서른셋 - "Sikapmu padaku itu sangat manis."

339 49 1
                                    

"Jeongyeonie, Jimin belum bangun?" tanya Nayeon sambil menyiapkan sarapan.

"Belum, eomma."

"Kalau begitu bangunkan, kita sarapan bersama," sambungnya.

Jeongyeon segera berlalu ke kamar tempat Jimin tidur, dengan roti tawar yang ia gigit di mulutnya. Sebenarnya ia tahu betul semalam Jimin tidak bisa tidur dan baru saja tidur jam 4 pagi. Tapi jika dibiarkan bisa-bisa ia tidak bangun sampai nanti siang.

Sambil mengunyah, Jeongyeon memerhatikan Jimin dari samping ranjang. Pria itu tertidur sangat pulas bahkan pipinya memerah, manis sekali, pikir Jeongyeon. Tanpa sadar ia tersenyum saat memandangi Jimin yang sedang tidur. Bagaimana bisa wajah seorang Park Jimin bisa terlihat seperti bayi saat tertidur, andaikan saja di kehidupan nyata Jimin bisa semanis ini.

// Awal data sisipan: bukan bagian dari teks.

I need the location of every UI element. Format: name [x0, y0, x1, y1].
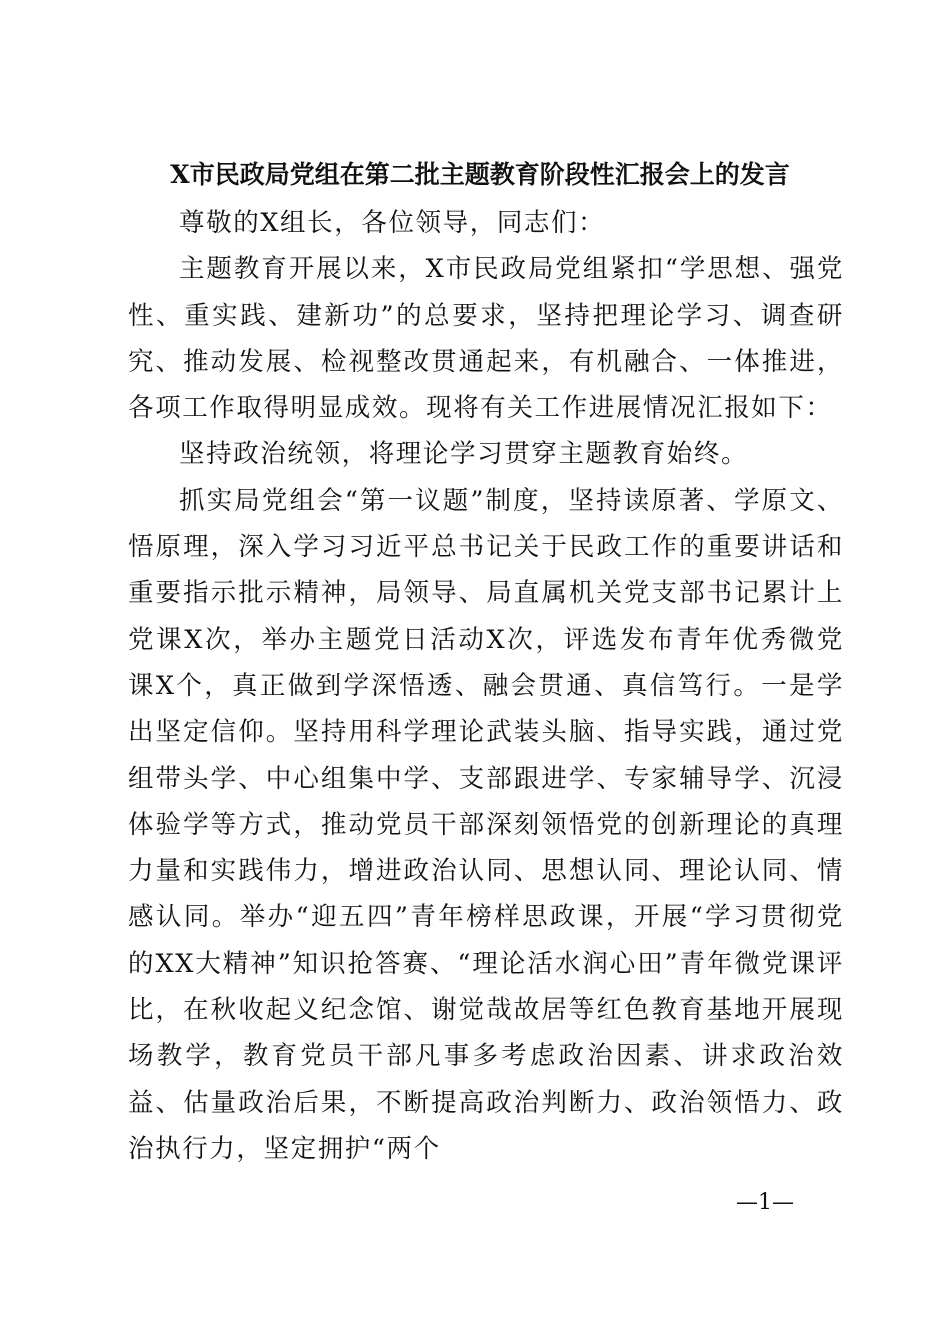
salutation: 尊敬的X组长，各位领导，同志们：: [179, 208, 606, 238]
page-number: —1—: [736, 1190, 794, 1215]
document-title: X市民政局党组在第二批主题教育阶段性汇报会上的发言: [170, 160, 790, 189]
document-body: [128, 200, 844, 1172]
paragraph-intro: 主题教育开展以来，X市民政局党组紧扣“学思想、强党性、重实践、建新功”的总要求，坚持把理论学习、调查研究、推动发展、检视整改贯通起来，有机融合、一体推进，各项工作取得明显成效。现将有关工作进展情况汇报如下：: [128, 254, 844, 424]
paragraph-heading: 坚持政治统领，将理论学习贯穿主题教育始终。: [179, 439, 749, 470]
paragraph-detail: 抓实局党组会“第一议题”制度，坚持读原著、学原文、悟原理，深入学习习近平总书记关于民政工作的重要讲话和重要指示批示精神，局领导、局直属机关党支部书记累计上党课X次，举办主题党日活动X次，评选发布青年优秀微党课X个，真正做到学深悟透、融会贯通、真信笃行。一是学出坚定信仰。坚持用科学理论武装头脑、指导实践，通过党组带头学、中心组集中学、支部跟进学、专家辅导学、沉浸体验学等方式，推动党员干部深刻领悟党的创新理论的真理力量和实践伟力，增进政治认同、思想认同、理论认同、情感认同。举办“迎五四”青年榜样思政课，开展“学习贯彻党的XX大精神”知识抢答赛、“理论活水润心田”青年微党课评比，在秋收起义纪念馆、谢觉哉故居等红色教育基地开展现场教学，教育党员干部凡事多考虑政治因素、讲求政治效益、估量政治后果，不断提高政治判断力、政治领悟力、政治执行力，坚定拥护“两个: [128, 485, 844, 1164]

Lima menit berlalu, Jeongyeon masih di posisinya, berdiri di samping ranjang mengagumi keindahan wajah Jimin. Namun tidak lama setelah itu, Jimin terbangun. Tubuhnya mulai menggeliat, tapi matanya masih terpejam. Jeongyeon yang menyadari itu langsung mengajaknya bicara.

"Jimin-ah, cepatlah bangun. Eomma sudah menyiapkan sarapan, appa akan berangkat ke restoran sebentar lagi."

"Baiklah," balas Jimin singkat sambil berusaha membuka matanya.

Tubuh mungil namun berotot milik pria itu masih terbalut selimut tebal. Jeongyeon sudah mematikan pendingin ruangan sejak satu jam lalu, jadilah dahi pria itu mengeluarkan sedikit keringat yang membuat Jeongyeon refleks mengelapnya dengan tangan kosong.

"Sikapmu padaku itu sangat manis, Jeongie," ucap Jimin sambil tersenyum.

"Aku hanya refleks saja, tidak ada maksud apa-apa," balas Jeongyeon sambil berlalu.

Jimin duduk dan tersenyum, andai saja setiap pagi selalu seperti ini, pikirnya. Namun kenyataannya tidak bisa, kecuali ia menikah dengan Jeongyeon. Hal itu bisa dibilang mustahil, tapi Jimin tidak akan menyerah. Bagaimanapun caranya, ia harus memiliki Jeongyeon.

Jimin lalu beranjak ke kamar mandi, menggosok gigi, dan mencuci muka. Ia kemudian langsung turun dan bergabung di meja makan. Matanya takjub melihat banyaknya makanan yang dimasak Nayeon pagi ini. Apakah setiap hari begini atau karena ada Jimin? Ah, dirinya terlampau percaya diri. Ia kan bukan orang istimewa bagi keluarga ini.

"Jimin-ah, hari ini kau akan pulang ke apartemenmu kan?"

"Ne, ajeossi."

"Kalau begitu, titip salamku untuk Taehyung ya, tolong sampaikan aku sangat merindukannya," pinta Jaein.

"Baiklah," balas Jimin yang langsung melirik ke arah Jeongyeon.

Karena hari ini Jimin tidak ada jadwal pemotretan, ia memaksa ingin ikut Jaein ke restoran. Ia ingin tahu bagaimana ayah dari satu orang anak itu mengelola restorannya hingga bisa sukses seperti sekarang.

Jeongyeon tersenyum sinis saat Jimin memuji kerja keras ayahnya. Ia ingat dulu saat Jimin bilang bahwa Jeongyeon adalah anak budak, ia begitu sakit hati. Memang benar, Jaein dulunya adalah seorang pesuruh, pelayan, kerjanya serabutan. Namun berkat kegigihannya, ia bisa sukses seperti sekarang walaupun restorannya baru memiliki tiga cabang.

"Kalau begitu, appa hari ini tidak usah naik motor. Aku akan mengantar kalian ke restoran," ucap Jeongyeon sambil mencuci piring.

"Kau juga akan ikut menemani appa seharian?"

"Ah, tidak. Aku akan langsung ke kantor, ada sedikit urusan. Setelah itu aku akan pulang," balas Jeongyeon.